Nick Hodge: Right. Well, there you go. But it’s because the solar that you sell into the grid is at a fixed price of 25 cents a kilowatt hour, that's the net metering law. What it sounds like California lawmakers are trying to do is say, "Hey, if you've got solar, we're going to change this law. We're going to kind of pull the rug out from under your feet."
And especially if you're wealthy, they're basically saying that solar is exacerbating wealth inequality, and that's just a little too much jumping the shark for me. Because basically the state is saying, "We offered you this program to put solar on your roof, and now we want to take it away." But they want to keep it going for lower income brackets, who would get the same $0.25 cents, but wealthier people would get the market rate, which is just $0.03.
But really they want all that already-installed electricity at $0.03 because they need it to stabilize the grid. You’ll remember the California blackouts recently because of wildfires and winds.
So it sounds like California is making a literal power grab. And so it caught my eye. But for me it just seems glaringly obvious that a free market solution is the best solution. Why not let the market bear what the market will bear for the price of solar electricity, and everybody gets paid the same?
And then if you want to incent a lower income brackets, give them a tax break or a credit or something to subsidize their cost of installation.
Why not just let the market bear the true price discovery, right?
Soon, I think you’ll see that via what's called a virtual power plant. When you can just sell into the market at the then market rate, which by the way the article I was reading about California didn't mention. This is something the FERC is trying to do.

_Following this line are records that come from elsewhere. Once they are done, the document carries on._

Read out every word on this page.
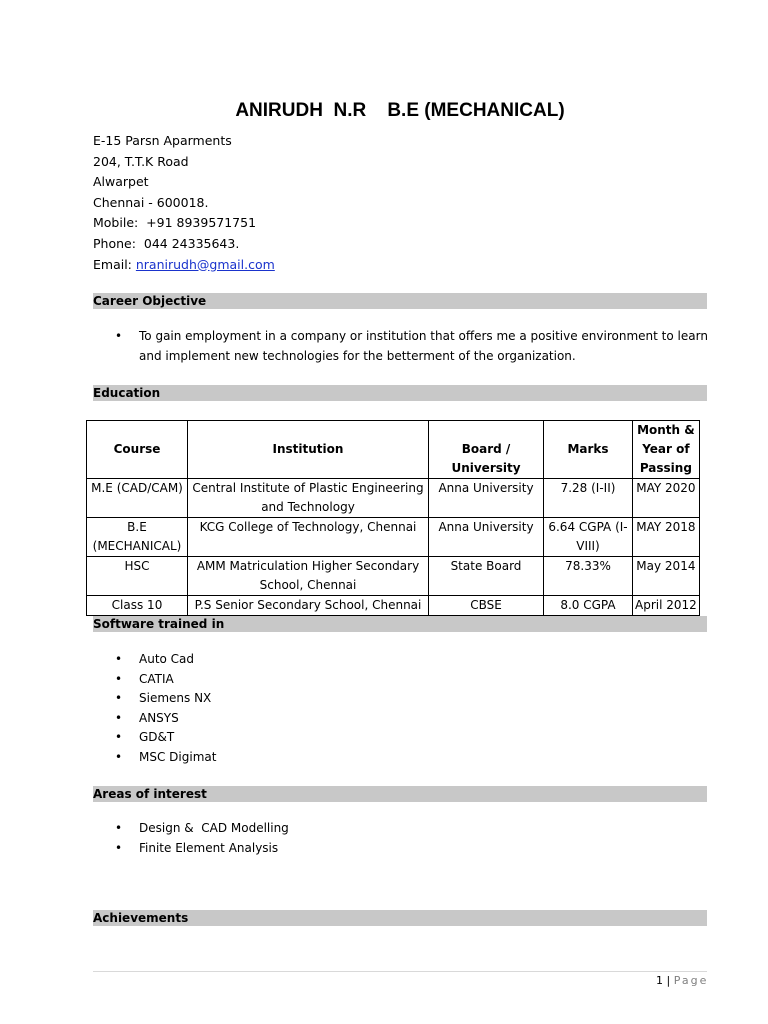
ANIRUDH  N.R    B.E (MECHANICAL)
E-15 Parsn Aparments
204, T.T.K Road
Alwarpet
Chennai - 600018.
Mobile:  +91 8939571751
Phone:  044 24335643.
Email: nranirudh@gmail.com
Career Objective
• To gain employment in a company or institution that offers me a positive environment to learn and implement new technologies for the betterment of the organization.
Education
Course	Institution	Board / University	Marks	Month & Year of Passing
M.E (CAD/CAM)	Central Institute of Plastic Engineering and Technology	Anna University	7.28 (I-II)	MAY 2020
B.E (MECHANICAL)	KCG College of Technology, Chennai	Anna University	6.64 CGPA (I-VIII)	MAY 2018
HSC	AMM Matriculation Higher Secondary School, Chennai	State Board	78.33%	May 2014
Class 10	P.S Senior Secondary School, Chennai	CBSE	8.0 CGPA	April 2012
Software trained in
• Auto Cad
• CATIA
• Siemens NX
• ANSYS
• GD&T
• MSC Digimat
Areas of interest
• Design &  CAD Modelling
• Finite Element Analysis
Achievements
1 | Page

The Federal Energy Regulatory Commission has an order — Order no. 841 — that essentially does that. It says anybody can be a utility. You don't have to meet a threshold to be a utility, like is currently in place. Anybody that wants to sell power into the grid can be a utility and do so at the market rate.
And so hopefully California gets superseded here in some way, and we can just create a true free market system for power transactions, electricity sales. And I would bet that blockchain has something to do with that as well. Like storing the transactions because we have the capacity and the technology to do that now.